Stressed, over-worked employees are more likely to take time off sick and more likely to quit. Meanwhile, a mounting body of research before 2020 showed that over-worked employees were less engaged and productive. In contrast, flexible working offers staff a better work-life balance, less stress, and the opportunity to recoup their energies more easily. As such, it is estimated that flexible working could contribute just under £40 billion to the UK economy.
Implementing flexible working can be hard though. As in the case of any transformation programme, ingrained cultures throughout the workforce can prove resistant to change, while institutional mechanisms may also struggle to accommodate new practices.
To this end, while a study from Grant Thornton has found that of more than 300 SMEs, 51% of companies have adopted hybrid working approaches since the lifting of lockdown, many feel unable to get the most from it. Of those firms, only 51% found it was working well in their business. Meanwhile, 19% said it was an active struggle to implement hybrid working effectively.
Dave Munton, Head of Markets and Clients, Grant Thornton UK, called for patience, stating, “With legal restrictions now completely removed, we have entered a new environment where companies and their people are learning to embrace and adopt true hybrid working approaches. With more disparate workforces, potentially spread across the country, it will take time for teams to find a rhythm that works for the individuals, the team itself and the needs of the business.”
Without lockdown restrictions in place, however, many bosses have a choice as to whether they maintain patience with hybrid working, or not. The number of firms working in a hybrid way has actually fallen from Grant Thornton’s last polling of British SMEs.
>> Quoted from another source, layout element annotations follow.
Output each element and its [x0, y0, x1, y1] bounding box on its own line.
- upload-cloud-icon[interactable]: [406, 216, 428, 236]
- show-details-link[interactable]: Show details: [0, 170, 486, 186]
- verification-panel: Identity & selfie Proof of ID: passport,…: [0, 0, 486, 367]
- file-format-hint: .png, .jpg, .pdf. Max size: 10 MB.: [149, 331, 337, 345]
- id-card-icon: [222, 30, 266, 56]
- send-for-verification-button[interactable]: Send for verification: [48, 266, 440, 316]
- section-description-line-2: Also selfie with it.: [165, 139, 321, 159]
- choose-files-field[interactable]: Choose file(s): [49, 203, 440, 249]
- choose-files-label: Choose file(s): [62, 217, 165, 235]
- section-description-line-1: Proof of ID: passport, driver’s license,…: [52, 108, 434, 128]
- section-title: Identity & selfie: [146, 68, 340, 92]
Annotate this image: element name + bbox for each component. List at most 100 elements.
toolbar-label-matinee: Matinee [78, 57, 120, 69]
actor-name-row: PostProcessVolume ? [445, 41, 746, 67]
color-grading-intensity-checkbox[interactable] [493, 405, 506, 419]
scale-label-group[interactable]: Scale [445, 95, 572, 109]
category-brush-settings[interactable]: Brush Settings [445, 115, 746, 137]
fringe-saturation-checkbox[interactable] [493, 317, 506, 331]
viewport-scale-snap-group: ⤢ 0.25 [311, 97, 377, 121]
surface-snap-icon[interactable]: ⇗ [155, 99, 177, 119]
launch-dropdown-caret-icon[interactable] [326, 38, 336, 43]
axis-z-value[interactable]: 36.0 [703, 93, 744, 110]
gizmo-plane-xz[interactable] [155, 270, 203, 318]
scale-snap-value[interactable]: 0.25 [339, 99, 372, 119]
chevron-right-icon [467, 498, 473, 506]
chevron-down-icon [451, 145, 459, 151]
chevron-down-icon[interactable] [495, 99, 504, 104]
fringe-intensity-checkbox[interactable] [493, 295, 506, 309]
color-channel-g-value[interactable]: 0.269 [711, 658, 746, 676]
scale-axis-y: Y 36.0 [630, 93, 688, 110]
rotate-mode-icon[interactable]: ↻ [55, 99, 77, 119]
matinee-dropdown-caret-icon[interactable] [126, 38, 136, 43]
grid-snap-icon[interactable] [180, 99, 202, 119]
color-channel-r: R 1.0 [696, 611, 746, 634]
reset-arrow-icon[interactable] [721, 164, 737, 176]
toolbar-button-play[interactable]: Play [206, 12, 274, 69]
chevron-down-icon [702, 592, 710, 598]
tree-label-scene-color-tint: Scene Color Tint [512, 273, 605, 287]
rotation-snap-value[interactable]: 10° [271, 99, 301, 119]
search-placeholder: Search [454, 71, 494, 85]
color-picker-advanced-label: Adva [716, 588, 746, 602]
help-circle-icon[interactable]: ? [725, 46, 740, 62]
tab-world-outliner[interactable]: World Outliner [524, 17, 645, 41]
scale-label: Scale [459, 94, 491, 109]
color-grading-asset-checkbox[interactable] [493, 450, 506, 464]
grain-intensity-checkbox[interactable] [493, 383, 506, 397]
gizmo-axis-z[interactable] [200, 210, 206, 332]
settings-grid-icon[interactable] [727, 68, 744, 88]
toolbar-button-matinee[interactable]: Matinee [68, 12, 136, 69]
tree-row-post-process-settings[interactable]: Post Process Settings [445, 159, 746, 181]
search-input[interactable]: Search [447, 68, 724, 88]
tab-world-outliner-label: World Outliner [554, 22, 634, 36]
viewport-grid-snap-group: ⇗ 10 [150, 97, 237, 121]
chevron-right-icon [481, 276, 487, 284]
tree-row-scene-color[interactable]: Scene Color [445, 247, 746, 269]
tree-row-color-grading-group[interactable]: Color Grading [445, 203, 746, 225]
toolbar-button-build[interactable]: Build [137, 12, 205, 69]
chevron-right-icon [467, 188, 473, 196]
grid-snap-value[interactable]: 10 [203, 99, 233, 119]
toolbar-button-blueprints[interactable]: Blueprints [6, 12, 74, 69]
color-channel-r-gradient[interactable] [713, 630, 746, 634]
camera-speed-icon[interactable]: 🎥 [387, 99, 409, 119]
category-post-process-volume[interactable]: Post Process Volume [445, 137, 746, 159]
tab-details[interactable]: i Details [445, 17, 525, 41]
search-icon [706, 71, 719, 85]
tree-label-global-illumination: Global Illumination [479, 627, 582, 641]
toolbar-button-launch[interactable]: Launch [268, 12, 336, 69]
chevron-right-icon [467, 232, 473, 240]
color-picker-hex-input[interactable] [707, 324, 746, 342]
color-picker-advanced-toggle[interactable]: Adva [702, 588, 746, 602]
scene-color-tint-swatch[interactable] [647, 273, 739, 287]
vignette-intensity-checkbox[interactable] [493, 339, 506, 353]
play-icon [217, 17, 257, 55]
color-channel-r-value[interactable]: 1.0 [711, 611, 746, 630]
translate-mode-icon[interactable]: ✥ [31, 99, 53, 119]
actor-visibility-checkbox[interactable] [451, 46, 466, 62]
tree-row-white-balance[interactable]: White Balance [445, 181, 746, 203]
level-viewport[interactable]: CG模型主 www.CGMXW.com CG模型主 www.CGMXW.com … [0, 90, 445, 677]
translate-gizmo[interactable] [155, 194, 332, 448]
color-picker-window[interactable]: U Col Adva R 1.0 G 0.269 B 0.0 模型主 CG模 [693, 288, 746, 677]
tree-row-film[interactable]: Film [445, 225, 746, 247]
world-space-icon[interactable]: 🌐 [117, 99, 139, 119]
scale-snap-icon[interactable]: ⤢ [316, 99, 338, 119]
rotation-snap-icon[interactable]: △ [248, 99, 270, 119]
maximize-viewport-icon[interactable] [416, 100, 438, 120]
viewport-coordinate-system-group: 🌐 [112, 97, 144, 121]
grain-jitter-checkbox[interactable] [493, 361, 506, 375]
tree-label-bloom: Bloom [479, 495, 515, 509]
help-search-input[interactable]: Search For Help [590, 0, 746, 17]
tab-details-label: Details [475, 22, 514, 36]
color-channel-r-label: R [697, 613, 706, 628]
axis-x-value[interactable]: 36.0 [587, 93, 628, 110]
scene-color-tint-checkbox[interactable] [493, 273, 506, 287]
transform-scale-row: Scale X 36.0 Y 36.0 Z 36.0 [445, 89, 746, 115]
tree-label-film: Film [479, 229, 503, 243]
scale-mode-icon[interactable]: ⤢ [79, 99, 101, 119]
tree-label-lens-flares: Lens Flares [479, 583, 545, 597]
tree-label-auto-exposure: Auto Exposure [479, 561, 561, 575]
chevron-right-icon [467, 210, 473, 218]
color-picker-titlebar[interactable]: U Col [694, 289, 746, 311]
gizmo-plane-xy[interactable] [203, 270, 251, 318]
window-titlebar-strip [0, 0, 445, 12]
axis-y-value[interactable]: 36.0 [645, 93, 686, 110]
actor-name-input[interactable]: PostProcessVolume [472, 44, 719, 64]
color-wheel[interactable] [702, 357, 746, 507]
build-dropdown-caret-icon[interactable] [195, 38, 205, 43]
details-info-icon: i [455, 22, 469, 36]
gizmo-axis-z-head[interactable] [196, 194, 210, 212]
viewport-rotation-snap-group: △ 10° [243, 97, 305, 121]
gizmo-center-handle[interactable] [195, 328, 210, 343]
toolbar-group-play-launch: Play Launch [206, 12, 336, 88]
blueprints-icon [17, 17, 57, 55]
In November 2021, 88% had adopted hybrid working – and 64% found it was working well, suggesting that for many firms its implementation has gone downhill.
This may be because business leaders are less invested in the change, now that they feel there is an alternative. A backlash has seen leading figures label flexible workers ‘lazy’, while others have argued it ‘kills company culture’. Recent research from Accenture suggests leaders adopting this line may be shooting themselves in the foot, though, as workers forced into the office tend to feel less ‘connected’ and productive than those working remotely.
To that end, Munton argued, “While having a choice over ways of working may take some time to adjust to, for both businesses and their people, it’s vital that businesses do prioritise this and support their talent in helping them decide how to work… There is no doubt that those that fully embrace true hybrid working, and work with their people to support them in deciding what work is best done at home and what sort of work achieves the best results when done in person, will have a sustainable, competitive advantage. Both in productivity and, critically, in attracting and retaining talent.”
Grant Thornton’s national study follows an internal survey of the company, which found that of over 2,000 people, 93% believed hybrid working allowed them to be more productive, while 91% felt it supported their wellbeing. Meanwhile, another internal poll found that 95% felt trusted by their manager to work in a hybrid way and do their job effectively no matter how, when or where they worked.